Stolz war sie auch auf ihre zehn Enkelkinder und ihren ersten Urenkel. Sie hat immer an alle Geburtstage, Abschlüsse und Prüfungen gedacht und uns mit kleinen Geschenken überrascht. Für jede Prüfung eine Kerze angezündet und auch mal ein Stossgebet gehalten. Ihre grösste Liebe galt der Familie.

1994 wurde endlich eine schöne Parterrewohnung mit Gartenanteil in der Geissburg bezogen. Kurz darauf verstarb Grossvati. Nach seinem Tod hat sie sich aufgerafft und sich ein neues Leben organisiert. Sie musste nun alle Entscheidungen alleine treffen, ohne den Rat ihres Ehemannes. Aber sie hat es geschafft und ein neues Lebensgefühl entwickelt. So hat sie das Reisen entdeckt, Amsterdam, Wien, Polen, Mont St. Michel, Jass-Ferien oder Reisen ins Südtirol wurden unternommen. Sie war nie gerne alleine, machte gerne Ausflüge mit dem Frauenbund und ihren Gespanen. Eine fröhliche Jassrunde, ein Schwatz im Café, ein Telefonat oder der Besuch bei ihren Geschwistern waren ihr immer sehr wichtig. Mit 65 Jahren hat sie noch das Schwimmen gelernt und es dann noch 20 Jahre lang regelmässig betrieben. Eine kleinere Wohnung hat sie am Mohrenplatz bezogen.

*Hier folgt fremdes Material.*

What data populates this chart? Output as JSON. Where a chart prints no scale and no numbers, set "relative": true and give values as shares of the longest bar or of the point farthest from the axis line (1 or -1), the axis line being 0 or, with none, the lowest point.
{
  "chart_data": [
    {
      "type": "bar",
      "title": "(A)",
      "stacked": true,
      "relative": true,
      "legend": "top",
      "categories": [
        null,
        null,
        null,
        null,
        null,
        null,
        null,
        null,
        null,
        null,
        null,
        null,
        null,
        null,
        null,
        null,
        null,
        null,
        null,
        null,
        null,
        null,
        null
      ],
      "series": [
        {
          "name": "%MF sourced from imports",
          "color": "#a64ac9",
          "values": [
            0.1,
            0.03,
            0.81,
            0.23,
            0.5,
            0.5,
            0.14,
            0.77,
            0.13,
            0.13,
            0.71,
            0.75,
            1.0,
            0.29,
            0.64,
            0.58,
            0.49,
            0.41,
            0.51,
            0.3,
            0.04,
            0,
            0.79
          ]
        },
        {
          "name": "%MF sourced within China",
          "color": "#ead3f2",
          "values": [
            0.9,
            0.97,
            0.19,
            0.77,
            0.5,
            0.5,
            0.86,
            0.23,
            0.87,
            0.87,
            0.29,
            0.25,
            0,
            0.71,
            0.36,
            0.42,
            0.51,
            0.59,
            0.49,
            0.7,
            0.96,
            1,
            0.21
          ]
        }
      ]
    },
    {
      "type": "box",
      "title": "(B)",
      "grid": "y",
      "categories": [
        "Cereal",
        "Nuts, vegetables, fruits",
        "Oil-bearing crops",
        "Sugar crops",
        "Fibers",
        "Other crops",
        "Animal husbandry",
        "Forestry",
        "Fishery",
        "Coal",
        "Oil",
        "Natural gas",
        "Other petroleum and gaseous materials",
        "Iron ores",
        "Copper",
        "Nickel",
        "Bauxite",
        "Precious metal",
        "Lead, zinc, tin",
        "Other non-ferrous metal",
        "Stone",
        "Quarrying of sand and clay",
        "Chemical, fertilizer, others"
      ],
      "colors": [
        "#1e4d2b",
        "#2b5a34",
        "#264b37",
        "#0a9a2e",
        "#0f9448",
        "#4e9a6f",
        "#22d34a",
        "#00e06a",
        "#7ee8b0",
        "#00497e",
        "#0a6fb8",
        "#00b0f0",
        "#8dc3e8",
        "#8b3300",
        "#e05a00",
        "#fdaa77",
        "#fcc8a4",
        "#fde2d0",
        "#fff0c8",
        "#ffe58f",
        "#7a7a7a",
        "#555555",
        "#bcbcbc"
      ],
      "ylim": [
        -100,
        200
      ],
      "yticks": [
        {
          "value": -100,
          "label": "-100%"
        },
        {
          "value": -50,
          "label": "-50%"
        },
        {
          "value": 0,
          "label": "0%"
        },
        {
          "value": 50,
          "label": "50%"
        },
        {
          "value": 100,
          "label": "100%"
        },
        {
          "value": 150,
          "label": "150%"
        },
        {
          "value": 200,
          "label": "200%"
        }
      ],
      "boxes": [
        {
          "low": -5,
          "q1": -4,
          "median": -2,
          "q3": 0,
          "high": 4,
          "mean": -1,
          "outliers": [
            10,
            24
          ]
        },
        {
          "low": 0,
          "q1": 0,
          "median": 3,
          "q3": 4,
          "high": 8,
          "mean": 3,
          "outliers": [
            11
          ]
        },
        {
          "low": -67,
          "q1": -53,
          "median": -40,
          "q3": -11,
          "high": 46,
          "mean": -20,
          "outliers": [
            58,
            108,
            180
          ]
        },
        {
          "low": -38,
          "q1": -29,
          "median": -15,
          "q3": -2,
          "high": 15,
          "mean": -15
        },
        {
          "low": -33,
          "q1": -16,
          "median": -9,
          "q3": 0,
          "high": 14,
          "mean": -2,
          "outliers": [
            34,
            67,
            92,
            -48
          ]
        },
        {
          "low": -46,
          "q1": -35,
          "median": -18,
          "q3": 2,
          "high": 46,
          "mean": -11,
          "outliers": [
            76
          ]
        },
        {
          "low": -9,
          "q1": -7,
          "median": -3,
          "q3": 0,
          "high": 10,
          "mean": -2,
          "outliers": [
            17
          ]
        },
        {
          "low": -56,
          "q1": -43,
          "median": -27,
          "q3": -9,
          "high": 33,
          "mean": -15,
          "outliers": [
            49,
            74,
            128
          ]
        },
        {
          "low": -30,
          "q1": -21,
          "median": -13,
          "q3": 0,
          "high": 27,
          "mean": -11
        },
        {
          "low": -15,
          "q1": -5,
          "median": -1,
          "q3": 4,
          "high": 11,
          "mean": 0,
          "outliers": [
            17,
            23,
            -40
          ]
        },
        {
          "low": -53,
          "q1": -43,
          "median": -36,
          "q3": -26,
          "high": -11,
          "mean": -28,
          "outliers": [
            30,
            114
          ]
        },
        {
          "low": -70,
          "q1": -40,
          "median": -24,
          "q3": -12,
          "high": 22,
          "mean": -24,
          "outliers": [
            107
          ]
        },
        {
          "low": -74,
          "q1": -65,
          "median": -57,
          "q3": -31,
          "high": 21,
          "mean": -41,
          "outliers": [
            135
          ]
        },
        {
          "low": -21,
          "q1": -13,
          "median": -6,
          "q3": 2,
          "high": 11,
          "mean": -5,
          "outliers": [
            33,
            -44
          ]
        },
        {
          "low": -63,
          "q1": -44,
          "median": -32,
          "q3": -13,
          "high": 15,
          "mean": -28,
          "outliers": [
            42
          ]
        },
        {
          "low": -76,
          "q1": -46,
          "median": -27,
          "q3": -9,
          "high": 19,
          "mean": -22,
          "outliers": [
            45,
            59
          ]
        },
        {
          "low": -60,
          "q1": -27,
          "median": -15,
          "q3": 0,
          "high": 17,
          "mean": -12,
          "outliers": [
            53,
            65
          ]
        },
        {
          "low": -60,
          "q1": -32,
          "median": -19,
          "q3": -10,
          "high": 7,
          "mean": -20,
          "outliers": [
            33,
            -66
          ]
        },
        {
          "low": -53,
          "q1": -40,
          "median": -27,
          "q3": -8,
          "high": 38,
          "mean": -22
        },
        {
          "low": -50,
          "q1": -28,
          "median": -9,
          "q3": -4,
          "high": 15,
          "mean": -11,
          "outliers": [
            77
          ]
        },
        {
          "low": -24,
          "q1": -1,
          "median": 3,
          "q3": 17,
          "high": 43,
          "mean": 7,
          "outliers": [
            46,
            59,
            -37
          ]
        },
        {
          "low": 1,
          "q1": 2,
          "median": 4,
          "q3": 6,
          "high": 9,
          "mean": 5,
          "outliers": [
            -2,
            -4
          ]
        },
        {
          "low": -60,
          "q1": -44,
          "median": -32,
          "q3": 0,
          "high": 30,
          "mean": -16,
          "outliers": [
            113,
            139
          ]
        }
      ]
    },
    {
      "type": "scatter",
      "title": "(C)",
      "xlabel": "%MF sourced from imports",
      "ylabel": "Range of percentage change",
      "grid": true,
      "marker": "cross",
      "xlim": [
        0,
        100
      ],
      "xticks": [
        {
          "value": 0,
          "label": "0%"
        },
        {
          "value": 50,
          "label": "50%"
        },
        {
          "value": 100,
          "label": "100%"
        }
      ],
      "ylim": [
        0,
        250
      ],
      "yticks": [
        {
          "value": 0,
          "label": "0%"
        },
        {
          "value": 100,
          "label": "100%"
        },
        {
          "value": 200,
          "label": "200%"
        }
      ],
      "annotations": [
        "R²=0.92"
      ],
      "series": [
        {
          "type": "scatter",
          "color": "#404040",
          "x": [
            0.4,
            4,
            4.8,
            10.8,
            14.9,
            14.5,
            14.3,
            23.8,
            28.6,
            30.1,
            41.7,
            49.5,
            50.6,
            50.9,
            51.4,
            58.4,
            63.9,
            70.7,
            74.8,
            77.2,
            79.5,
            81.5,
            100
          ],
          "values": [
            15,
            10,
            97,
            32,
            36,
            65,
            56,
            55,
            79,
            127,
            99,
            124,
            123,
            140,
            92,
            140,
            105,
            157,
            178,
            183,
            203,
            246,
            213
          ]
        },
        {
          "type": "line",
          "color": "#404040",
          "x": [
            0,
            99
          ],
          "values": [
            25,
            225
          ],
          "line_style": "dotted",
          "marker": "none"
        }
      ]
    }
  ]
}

Mit gutem Gespür hat sie diese und die Terrasse modern eingerichtet.

Ferien bei Schwägerin Marianne in Cressier (NE) wurden zu ihrem persönlichen Jahreshöhepunkt. Das «Laissez-faire» im Welschen hat sie gerne im Liegestuhl oder bei einem feinen Essen und einem Schwatz mit den Nachbarn im Quartier genossen. 

Eisern hat sie an ihrer Fitness gearbeitet und war täglich auf einem Spaziergang unterwegs, bis zu ihrem schweren Sturz vor fünf Jahren. Aber sie hat sich zurück ins Leben gekämpft. Danach wurde sie leider pflegebedürftig und musste in der «Waldruh» ein Zimmer beziehen. Ihr grosser Traum blieb es, bis zum Schluss wieder selbständig wohnen zu können.

Im März 2018 verschlechterte sich ihr Zustand plötzlich. Still und leise hat Grossmueti diese Welt verlassen. Nun ist sie wieder mit Grossvati vereint. Wir hatten Zeit, uns von ihr zu verabschieden, dafür sind wir dankbar. Gerne denken wir an die schönen Jahre mit ihr zurück. Sie werden uns in guter Erinnerung erhalten bleiben. Wir danken dir für die schöne gemeinsame Zeit.